Presque aussitôt, la porte de la maison de poste s’ouvrit brusquement, et un homme parut.

C’était le voyageur de la berline, un individu à tournure militaire, âgé d’une quarantaine d’années, grand, robuste, tête forte, épaules larges, épaisses moustaches se raccordant avec ses favoris roux. Il portait un uniforme sans insignes. Un sabre de cavalerie traînait à sa ceinture, et il tenait à la main un fouet à manche court.

« Des chevaux, demanda-t-il avec l’air impérieux d’un homme habitué à commander.

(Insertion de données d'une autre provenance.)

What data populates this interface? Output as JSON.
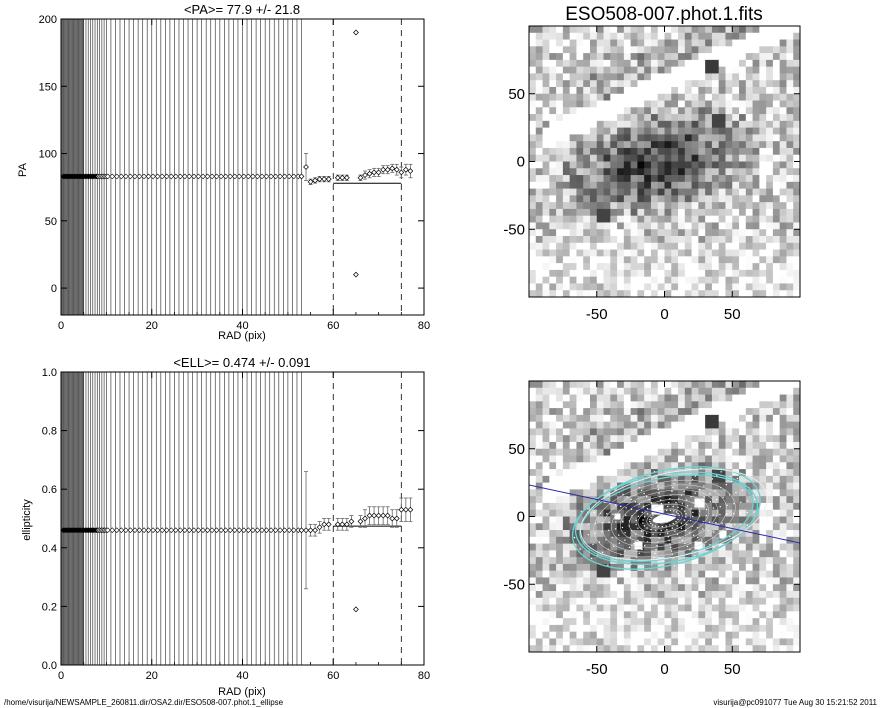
{
  "pa_panel": {
    "title": "<PA>=  77.9 +/-  21.8",
    "xlabel": "RAD (pix)",
    "ylabel": "PA"
  },
  "ell_panel": {
    "title": "<ELL>= 0.474 +/-  0.091",
    "xlabel": "RAD (pix)",
    "ylabel": "ellipticity"
  },
  "image_panel": {
    "title": "ESO508-007.phot.1.fits"
  },
  "footer": {
    "path": "/home/visurija/NEWSAMPLE_260811.dir/OSA2.dir/ESO508-007.phot.1_ellipse",
    "user_time": "visurija@pc091077  Tue Aug 30 15:21:52 2011"
  },
  "colors": {
    "ellipse_cyan": "#6ad4d4",
    "pa_line_blue": "#2a2ab0",
    "grey_map": "#808080"
  },
  "chart_data": [
    {
      "type": "scatter",
      "title": "<PA>=  77.9 +/-  21.8",
      "xlabel": "RAD (pix)",
      "ylabel": "PA",
      "xlim": [
        0,
        80
      ],
      "ylim": [
        -20,
        200
      ],
      "xticks": [
        0,
        20,
        40,
        60,
        80
      ],
      "yticks": [
        0,
        50,
        100,
        150,
        200
      ],
      "vlines_dashed": [
        60,
        75
      ],
      "mean_segment": {
        "x": [
          60,
          75
        ],
        "y": 77.9
      },
      "series": [
        {
          "values": [
            {
              "x": 0.5,
              "y": 83
            },
            {
              "x": 5,
              "y": 83
            },
            {
              "x": 10,
              "y": 83
            },
            {
              "x": 15,
              "y": 83
            },
            {
              "x": 20,
              "y": 83
            },
            {
              "x": 25,
              "y": 83
            },
            {
              "x": 30,
              "y": 83
            },
            {
              "x": 35,
              "y": 83
            },
            {
              "x": 40,
              "y": 83
            },
            {
              "x": 45,
              "y": 83
            },
            {
              "x": 50,
              "y": 83
            },
            {
              "x": 53,
              "y": 83
            },
            {
              "x": 54,
              "y": 90,
              "err": 10
            },
            {
              "x": 55,
              "y": 79,
              "err": 2
            },
            {
              "x": 56,
              "y": 80,
              "err": 2
            },
            {
              "x": 57,
              "y": 81,
              "err": 2
            },
            {
              "x": 58,
              "y": 81,
              "err": 2
            },
            {
              "x": 59,
              "y": 81,
              "err": 2
            },
            {
              "x": 61,
              "y": 82,
              "err": 2
            },
            {
              "x": 62,
              "y": 82,
              "err": 2
            },
            {
              "x": 63,
              "y": 82,
              "err": 2
            },
            {
              "x": 65,
              "y": 190
            },
            {
              "x": 65,
              "y": 10
            },
            {
              "x": 66,
              "y": 82,
              "err": 2
            },
            {
              "x": 67,
              "y": 84,
              "err": 3
            },
            {
              "x": 68,
              "y": 85,
              "err": 3
            },
            {
              "x": 69,
              "y": 86,
              "err": 3
            },
            {
              "x": 70,
              "y": 86,
              "err": 3
            },
            {
              "x": 71,
              "y": 88,
              "err": 3
            },
            {
              "x": 72,
              "y": 88,
              "err": 3
            },
            {
              "x": 73,
              "y": 89,
              "err": 3
            },
            {
              "x": 74,
              "y": 88,
              "err": 4
            },
            {
              "x": 75,
              "y": 86,
              "err": 4
            },
            {
              "x": 76,
              "y": 88,
              "err": 4
            },
            {
              "x": 77,
              "y": 87,
              "err": 5
            }
          ]
        }
      ]
    },
    {
      "type": "scatter",
      "title": "<ELL>= 0.474 +/-  0.091",
      "xlabel": "RAD (pix)",
      "ylabel": "ellipticity",
      "xlim": [
        0,
        80
      ],
      "ylim": [
        0,
        1
      ],
      "xticks": [
        0,
        20,
        40,
        60,
        80
      ],
      "yticks": [
        0.0,
        0.2,
        0.4,
        0.6,
        0.8,
        1.0
      ],
      "vlines_dashed": [
        60,
        75
      ],
      "mean_segment": {
        "x": [
          60,
          75
        ],
        "y": 0.474
      },
      "series": [
        {
          "values": [
            {
              "x": 0.5,
              "y": 0.46
            },
            {
              "x": 5,
              "y": 0.46
            },
            {
              "x": 10,
              "y": 0.46
            },
            {
              "x": 15,
              "y": 0.46
            },
            {
              "x": 20,
              "y": 0.46
            },
            {
              "x": 25,
              "y": 0.46
            },
            {
              "x": 30,
              "y": 0.46
            },
            {
              "x": 35,
              "y": 0.46
            },
            {
              "x": 40,
              "y": 0.46
            },
            {
              "x": 45,
              "y": 0.46
            },
            {
              "x": 50,
              "y": 0.46
            },
            {
              "x": 53,
              "y": 0.46
            },
            {
              "x": 54,
              "y": 0.46,
              "err": 0.2
            },
            {
              "x": 55,
              "y": 0.46,
              "err": 0.02
            },
            {
              "x": 56,
              "y": 0.46,
              "err": 0.02
            },
            {
              "x": 57,
              "y": 0.47,
              "err": 0.02
            },
            {
              "x": 58,
              "y": 0.48,
              "err": 0.02
            },
            {
              "x": 59,
              "y": 0.48,
              "err": 0.02
            },
            {
              "x": 61,
              "y": 0.48,
              "err": 0.02
            },
            {
              "x": 62,
              "y": 0.48,
              "err": 0.02
            },
            {
              "x": 63,
              "y": 0.48,
              "err": 0.02
            },
            {
              "x": 64,
              "y": 0.49,
              "err": 0.02
            },
            {
              "x": 65,
              "y": 0.19
            },
            {
              "x": 66,
              "y": 0.49,
              "err": 0.02
            },
            {
              "x": 67,
              "y": 0.5,
              "err": 0.03
            },
            {
              "x": 68,
              "y": 0.51,
              "err": 0.03
            },
            {
              "x": 69,
              "y": 0.51,
              "err": 0.03
            },
            {
              "x": 70,
              "y": 0.51,
              "err": 0.03
            },
            {
              "x": 71,
              "y": 0.51,
              "err": 0.03
            },
            {
              "x": 72,
              "y": 0.51,
              "err": 0.03
            },
            {
              "x": 73,
              "y": 0.5,
              "err": 0.03
            },
            {
              "x": 74,
              "y": 0.5,
              "err": 0.03
            },
            {
              "x": 75,
              "y": 0.53,
              "err": 0.04
            },
            {
              "x": 76,
              "y": 0.53,
              "err": 0.04
            },
            {
              "x": 77,
              "y": 0.53,
              "err": 0.04
            }
          ]
        }
      ]
    },
    {
      "type": "heatmap",
      "title": "ESO508-007.phot.1.fits",
      "xlim": [
        -100,
        100
      ],
      "ylim": [
        -100,
        100
      ],
      "xticks": [
        -50,
        0,
        50
      ],
      "yticks": [
        -50,
        0,
        50
      ]
    },
    {
      "type": "heatmap",
      "title": "",
      "xlim": [
        -100,
        100
      ],
      "ylim": [
        -100,
        100
      ],
      "xticks": [
        -50,
        0,
        50
      ],
      "yticks": [
        -50,
        0,
        50
      ]
    }
  ]
}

— Je n’ai plus de chevaux disponibles, répondit le maître de poste, en s’inclinant.

— Il m’en faut à l’instant.

— C’est impossible.

— Quels sont donc ces chevaux qui viennent d’être attelés au tarentass que j’ai vu à la porte du relais ?

— Ils appartiennent à ce voyageur, répondit le maître de poste en montrant Michel Strogoff.

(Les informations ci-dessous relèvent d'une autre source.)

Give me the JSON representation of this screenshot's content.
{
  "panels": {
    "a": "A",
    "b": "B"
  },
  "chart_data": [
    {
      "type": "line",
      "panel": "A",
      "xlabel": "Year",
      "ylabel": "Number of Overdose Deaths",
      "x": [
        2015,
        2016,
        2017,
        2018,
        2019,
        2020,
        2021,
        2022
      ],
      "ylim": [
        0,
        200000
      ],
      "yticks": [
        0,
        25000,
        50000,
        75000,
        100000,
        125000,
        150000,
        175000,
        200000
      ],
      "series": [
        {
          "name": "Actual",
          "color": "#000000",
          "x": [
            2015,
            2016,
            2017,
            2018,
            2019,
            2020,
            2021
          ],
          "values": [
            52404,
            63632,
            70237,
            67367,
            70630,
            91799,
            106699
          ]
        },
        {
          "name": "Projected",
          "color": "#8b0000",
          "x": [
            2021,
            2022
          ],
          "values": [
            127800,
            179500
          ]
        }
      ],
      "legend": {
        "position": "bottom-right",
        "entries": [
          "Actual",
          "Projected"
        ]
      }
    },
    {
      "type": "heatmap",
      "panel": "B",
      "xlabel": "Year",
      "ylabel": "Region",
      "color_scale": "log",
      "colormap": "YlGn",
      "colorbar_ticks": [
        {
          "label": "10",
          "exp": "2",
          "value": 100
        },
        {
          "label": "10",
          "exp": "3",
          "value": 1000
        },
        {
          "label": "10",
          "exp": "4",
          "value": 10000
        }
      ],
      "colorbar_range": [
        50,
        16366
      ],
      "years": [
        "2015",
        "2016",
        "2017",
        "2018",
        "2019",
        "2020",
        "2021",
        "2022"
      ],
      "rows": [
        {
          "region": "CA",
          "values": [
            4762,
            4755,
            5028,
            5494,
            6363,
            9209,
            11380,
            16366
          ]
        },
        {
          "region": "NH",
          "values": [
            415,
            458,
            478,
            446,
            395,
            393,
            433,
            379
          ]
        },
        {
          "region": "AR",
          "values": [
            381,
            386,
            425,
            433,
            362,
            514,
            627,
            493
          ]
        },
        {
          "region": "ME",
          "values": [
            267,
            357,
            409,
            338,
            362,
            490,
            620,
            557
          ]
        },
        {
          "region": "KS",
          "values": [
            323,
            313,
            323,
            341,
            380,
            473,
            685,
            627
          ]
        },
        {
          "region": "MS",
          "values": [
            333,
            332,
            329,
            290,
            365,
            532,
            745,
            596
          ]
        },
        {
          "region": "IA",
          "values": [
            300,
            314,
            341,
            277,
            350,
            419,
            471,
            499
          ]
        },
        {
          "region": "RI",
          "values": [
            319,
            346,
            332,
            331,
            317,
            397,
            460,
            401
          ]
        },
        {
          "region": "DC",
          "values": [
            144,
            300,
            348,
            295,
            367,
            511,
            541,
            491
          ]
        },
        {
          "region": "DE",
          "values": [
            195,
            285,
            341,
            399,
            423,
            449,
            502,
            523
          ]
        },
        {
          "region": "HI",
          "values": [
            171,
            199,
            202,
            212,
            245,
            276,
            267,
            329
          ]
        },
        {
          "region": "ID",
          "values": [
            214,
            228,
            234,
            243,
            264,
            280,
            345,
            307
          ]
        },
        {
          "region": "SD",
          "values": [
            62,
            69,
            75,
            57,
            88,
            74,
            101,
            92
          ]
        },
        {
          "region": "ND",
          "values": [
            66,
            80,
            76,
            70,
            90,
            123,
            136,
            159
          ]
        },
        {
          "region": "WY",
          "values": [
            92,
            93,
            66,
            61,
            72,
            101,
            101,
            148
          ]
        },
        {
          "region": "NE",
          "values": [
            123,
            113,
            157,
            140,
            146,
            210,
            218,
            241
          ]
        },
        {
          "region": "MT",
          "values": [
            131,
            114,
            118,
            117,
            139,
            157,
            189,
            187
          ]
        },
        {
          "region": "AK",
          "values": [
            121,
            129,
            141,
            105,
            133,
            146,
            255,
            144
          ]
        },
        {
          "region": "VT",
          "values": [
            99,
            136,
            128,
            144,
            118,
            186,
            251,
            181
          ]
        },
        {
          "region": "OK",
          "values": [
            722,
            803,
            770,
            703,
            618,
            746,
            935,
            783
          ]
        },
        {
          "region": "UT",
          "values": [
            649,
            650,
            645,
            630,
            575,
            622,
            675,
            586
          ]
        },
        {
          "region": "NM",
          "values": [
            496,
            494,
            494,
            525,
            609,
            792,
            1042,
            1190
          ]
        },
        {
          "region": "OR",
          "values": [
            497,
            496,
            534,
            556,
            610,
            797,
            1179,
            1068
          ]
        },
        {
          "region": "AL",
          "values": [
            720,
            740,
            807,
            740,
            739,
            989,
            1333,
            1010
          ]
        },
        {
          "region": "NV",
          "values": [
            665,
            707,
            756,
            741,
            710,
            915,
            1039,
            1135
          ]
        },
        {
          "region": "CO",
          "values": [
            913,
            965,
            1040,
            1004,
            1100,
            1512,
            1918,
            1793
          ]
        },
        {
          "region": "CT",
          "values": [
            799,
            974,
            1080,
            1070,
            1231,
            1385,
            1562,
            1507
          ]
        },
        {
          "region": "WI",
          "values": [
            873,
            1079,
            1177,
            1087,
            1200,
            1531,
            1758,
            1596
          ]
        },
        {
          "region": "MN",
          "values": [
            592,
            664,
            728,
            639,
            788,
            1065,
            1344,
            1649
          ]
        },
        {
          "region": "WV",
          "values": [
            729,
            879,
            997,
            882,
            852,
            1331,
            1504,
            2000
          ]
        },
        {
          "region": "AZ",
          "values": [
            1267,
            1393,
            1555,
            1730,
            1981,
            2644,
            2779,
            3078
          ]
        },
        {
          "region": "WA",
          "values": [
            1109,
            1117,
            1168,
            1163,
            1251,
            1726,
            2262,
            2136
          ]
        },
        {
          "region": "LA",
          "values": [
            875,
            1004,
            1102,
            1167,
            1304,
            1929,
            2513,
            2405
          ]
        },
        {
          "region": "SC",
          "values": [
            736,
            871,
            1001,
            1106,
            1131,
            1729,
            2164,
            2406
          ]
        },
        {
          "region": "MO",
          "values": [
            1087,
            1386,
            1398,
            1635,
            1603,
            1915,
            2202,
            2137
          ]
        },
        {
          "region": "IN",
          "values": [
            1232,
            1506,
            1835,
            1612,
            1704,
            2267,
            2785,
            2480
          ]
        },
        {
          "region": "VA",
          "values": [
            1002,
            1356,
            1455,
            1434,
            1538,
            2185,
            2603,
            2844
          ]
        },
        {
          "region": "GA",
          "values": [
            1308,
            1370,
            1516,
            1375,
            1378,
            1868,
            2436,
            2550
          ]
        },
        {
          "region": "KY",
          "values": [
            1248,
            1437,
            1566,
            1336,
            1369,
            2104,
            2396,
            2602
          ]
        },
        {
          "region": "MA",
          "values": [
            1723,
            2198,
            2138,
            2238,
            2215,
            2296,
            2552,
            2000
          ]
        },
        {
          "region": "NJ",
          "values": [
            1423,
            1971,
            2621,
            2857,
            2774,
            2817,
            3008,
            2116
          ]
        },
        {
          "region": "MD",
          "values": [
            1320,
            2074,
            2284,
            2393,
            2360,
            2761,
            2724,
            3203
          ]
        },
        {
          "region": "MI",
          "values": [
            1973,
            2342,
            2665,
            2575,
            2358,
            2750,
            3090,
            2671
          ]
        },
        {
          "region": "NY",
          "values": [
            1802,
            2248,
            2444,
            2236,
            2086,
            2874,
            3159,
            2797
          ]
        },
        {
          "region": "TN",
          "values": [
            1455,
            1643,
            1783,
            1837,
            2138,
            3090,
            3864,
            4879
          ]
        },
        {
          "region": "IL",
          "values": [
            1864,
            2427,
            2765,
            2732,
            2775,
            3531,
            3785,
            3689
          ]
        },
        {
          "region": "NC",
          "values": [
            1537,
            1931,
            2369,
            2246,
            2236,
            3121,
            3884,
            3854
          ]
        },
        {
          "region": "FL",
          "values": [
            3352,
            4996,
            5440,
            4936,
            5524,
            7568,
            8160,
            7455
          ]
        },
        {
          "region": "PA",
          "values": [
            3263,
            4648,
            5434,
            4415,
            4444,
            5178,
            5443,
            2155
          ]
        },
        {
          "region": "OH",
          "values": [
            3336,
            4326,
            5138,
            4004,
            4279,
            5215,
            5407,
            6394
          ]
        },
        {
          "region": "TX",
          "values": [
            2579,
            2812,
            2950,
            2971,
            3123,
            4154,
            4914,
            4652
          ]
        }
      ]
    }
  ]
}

— Qu’on les dételle !… » dit le voyageur d’un ton qui n’admettait pas de réplique.

Michel Strogoff s’avança alors.

« Ces chevaux sont retenus par moi, dit-il.

— Peu m’importe ! Il me les faut. Allons ! Vivement ! Je n’ai pas de temps à perdre !

— Je n’ai pas de temps à perdre non plus », répondit Michel Strogoff, qui voulait être calme et se contenait non sans peine.

Nadia était près de lui, calme aussi, mais secrètement inquiète d’une scène qu’il eût mieux valu éviter.

« Assez ! » répéta le voyageur.

Puis, allant au maître de poste :

« Qu’on dételle ce tarentass, s’écria-t-il avec un geste de menace, et que les chevaux soient mis à ma berline ! »

Le maître de poste, très-embarrassé, ne savait à qui obéir, et il regardait Michel Strogoff, dont c’était évidemment le droit de résister aux injustes exigences du voyageur.